WASHINGTON — Dr. Vinay Prasad, the Food and Drug Administration’s vaccine chief, is leaving the agency again, marking his second departure in under a year after a series of contentious decisions over vaccines and specialty drugs for rare diseases.
FDA Commissioner Marty Makary told staff in a late-Friday email that Prasad will depart at the end of April and return to his academic position at the University of California, San Francisco.
Prasad was briefly forced out in July after clashes with biotech executives, patient advocacy groups and conservative allies of President Donald Trump. He was reinstated in less than two weeks with the backing of Health Secretary Robert F. Kennedy Jr. and Makary.
His latest exit follows several high-profile disputes during FDA reviews of vaccines, gene therapies and other biotech products, in which the agency has in some cases reversed prior positions or asked companies to run new trials.
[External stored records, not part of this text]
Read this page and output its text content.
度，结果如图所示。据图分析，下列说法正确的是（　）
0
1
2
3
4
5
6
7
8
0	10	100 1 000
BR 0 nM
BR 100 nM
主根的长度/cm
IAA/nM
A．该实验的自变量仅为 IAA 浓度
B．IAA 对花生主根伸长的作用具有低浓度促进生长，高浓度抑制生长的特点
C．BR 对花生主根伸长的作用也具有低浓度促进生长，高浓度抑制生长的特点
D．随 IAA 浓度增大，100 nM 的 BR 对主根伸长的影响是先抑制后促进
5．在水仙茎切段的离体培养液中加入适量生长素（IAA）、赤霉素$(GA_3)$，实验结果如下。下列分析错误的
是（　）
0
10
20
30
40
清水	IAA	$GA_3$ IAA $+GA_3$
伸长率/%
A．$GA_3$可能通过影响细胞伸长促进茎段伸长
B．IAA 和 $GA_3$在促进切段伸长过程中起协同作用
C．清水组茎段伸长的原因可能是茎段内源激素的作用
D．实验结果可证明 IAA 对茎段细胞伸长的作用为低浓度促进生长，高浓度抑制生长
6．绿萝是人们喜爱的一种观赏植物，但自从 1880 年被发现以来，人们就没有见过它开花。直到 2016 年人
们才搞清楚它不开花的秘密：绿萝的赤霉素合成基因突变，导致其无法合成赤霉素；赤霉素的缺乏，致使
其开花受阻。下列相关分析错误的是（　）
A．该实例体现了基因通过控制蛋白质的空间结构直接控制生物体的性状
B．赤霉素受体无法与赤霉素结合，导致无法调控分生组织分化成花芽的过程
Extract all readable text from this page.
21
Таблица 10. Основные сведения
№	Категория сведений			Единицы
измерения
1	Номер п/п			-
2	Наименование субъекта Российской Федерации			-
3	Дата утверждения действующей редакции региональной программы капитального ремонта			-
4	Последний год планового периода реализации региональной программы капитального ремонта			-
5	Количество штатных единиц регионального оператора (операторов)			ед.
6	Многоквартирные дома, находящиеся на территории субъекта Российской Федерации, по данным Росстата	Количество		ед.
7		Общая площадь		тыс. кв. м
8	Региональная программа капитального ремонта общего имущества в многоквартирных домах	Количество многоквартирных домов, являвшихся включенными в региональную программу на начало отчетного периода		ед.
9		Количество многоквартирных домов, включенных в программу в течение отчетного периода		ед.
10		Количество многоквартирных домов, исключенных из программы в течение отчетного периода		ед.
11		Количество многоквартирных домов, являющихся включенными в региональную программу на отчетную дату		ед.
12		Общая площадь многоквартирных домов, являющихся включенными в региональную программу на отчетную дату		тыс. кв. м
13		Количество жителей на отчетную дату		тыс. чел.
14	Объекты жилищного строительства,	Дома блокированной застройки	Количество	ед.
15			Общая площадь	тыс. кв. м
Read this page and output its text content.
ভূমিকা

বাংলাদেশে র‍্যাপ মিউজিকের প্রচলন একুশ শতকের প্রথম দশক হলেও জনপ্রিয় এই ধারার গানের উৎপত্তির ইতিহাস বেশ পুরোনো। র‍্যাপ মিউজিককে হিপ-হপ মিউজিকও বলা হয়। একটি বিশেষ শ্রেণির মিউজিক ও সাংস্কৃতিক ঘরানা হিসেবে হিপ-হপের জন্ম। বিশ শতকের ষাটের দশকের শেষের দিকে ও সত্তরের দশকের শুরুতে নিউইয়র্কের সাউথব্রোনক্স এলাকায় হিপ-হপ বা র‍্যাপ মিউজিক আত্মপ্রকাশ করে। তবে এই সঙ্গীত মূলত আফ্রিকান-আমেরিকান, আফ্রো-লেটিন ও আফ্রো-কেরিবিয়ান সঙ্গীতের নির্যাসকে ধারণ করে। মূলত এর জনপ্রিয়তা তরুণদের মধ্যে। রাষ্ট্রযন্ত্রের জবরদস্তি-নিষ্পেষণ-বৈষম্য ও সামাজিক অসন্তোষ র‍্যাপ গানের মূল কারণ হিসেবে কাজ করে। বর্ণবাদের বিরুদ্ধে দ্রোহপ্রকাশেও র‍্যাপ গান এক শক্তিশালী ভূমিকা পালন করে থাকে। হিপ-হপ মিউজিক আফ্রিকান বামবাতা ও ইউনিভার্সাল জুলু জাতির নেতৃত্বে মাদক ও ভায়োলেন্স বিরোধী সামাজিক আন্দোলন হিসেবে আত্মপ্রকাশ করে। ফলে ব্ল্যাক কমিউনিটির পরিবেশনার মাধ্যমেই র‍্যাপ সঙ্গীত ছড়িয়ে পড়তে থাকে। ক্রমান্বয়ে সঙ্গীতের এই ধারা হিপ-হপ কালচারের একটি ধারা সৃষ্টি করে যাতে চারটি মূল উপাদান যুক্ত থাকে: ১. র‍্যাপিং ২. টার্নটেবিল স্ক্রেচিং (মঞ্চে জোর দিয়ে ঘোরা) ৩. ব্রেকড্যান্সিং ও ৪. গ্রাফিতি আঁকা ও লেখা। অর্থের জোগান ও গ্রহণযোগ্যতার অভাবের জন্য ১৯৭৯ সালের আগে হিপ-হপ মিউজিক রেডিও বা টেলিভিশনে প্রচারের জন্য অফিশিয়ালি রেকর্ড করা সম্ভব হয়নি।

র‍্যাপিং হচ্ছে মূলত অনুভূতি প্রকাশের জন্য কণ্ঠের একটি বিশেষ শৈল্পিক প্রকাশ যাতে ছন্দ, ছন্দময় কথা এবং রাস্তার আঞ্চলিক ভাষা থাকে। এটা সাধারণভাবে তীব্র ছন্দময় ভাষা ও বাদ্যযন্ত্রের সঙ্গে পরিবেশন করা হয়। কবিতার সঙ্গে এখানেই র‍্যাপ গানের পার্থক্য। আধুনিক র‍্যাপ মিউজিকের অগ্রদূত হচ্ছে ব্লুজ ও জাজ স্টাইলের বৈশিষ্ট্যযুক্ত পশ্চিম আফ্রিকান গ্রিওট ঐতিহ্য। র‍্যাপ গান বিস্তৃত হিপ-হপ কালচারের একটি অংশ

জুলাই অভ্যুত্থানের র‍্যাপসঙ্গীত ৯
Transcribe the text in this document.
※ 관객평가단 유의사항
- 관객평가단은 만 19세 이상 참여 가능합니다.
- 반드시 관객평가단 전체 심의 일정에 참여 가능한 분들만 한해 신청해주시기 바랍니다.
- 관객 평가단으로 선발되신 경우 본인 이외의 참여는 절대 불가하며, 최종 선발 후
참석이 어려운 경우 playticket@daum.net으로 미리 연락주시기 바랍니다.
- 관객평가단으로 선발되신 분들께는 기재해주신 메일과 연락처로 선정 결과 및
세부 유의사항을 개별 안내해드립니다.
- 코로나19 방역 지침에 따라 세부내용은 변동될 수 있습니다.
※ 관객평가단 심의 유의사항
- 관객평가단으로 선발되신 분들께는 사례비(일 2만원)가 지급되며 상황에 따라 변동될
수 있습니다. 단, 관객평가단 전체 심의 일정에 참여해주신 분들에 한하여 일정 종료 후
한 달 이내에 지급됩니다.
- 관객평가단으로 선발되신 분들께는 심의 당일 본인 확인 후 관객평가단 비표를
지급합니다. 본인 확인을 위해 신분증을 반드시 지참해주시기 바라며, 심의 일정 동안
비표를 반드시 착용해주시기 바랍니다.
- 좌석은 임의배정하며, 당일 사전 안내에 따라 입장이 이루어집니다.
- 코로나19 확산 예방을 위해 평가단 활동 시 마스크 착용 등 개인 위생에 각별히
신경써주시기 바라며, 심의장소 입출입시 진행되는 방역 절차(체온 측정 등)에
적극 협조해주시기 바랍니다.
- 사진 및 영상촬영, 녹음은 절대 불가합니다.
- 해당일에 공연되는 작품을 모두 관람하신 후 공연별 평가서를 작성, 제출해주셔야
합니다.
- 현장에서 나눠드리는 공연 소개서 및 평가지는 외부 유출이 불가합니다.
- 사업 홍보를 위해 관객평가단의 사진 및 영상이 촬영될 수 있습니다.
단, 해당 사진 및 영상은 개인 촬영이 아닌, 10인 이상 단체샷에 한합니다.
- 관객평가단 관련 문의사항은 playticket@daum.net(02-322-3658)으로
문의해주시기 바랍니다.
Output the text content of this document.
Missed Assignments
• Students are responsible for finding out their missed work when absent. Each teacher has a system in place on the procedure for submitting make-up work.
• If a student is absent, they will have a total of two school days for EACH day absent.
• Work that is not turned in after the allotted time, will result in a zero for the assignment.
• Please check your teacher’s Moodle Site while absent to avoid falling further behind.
Over the past month, Prasad faced criticism from pharmaceutical executives, investors and members of Congress for multiple agency actions.
One notable episode involved Moderna’s experimental flu vaccine built on mRNA technology. The agency initially declined to accept Moderna’s application for review — an uncommon move that prompted Moderna to publicly challenge the decision. Days later, the FDA reversed itself and agreed to review the vaccine, contingent on an additional study from the company.
More recently, the FDA and a small firm developing a gene therapy for Huntington’s disease engaged in a public and unusual dispute. UniQure said the agency demanded a new, sham‑controlled surgical trial for its brain‑injected therapy, a requirement the company said contradicted prior guidance and raised ethical concerns. The FDA held a press briefing to defend its stance and criticized the company’s original study; a senior FDA official, speaking on background, called the data “stone cold negative” and said the product had failed to demonstrate effectiveness.
Prasad’s tenure as the agency’s top vaccine and biotech regulator has been characterized by repeated clashes with the companies it oversees. More than half a dozen drugmakers working on therapies for rare or difficult‑to‑treat conditions have received rejection letters or requests for additional trials, moves that can add years and substantial costs to development programs.
A long‑time academic and outspoken critic of the FDA’s historical standards for drug approval, Prasad joined Makary in announcing measures intended to speed and simplify FDA reviews. At the same time, he has required new warnings and additional studies for certain biotech products and vaccines — including COVID‑19 shots that have been targeted by Kennedy, who had been an anti‑vaccine activist prior to joining the administration.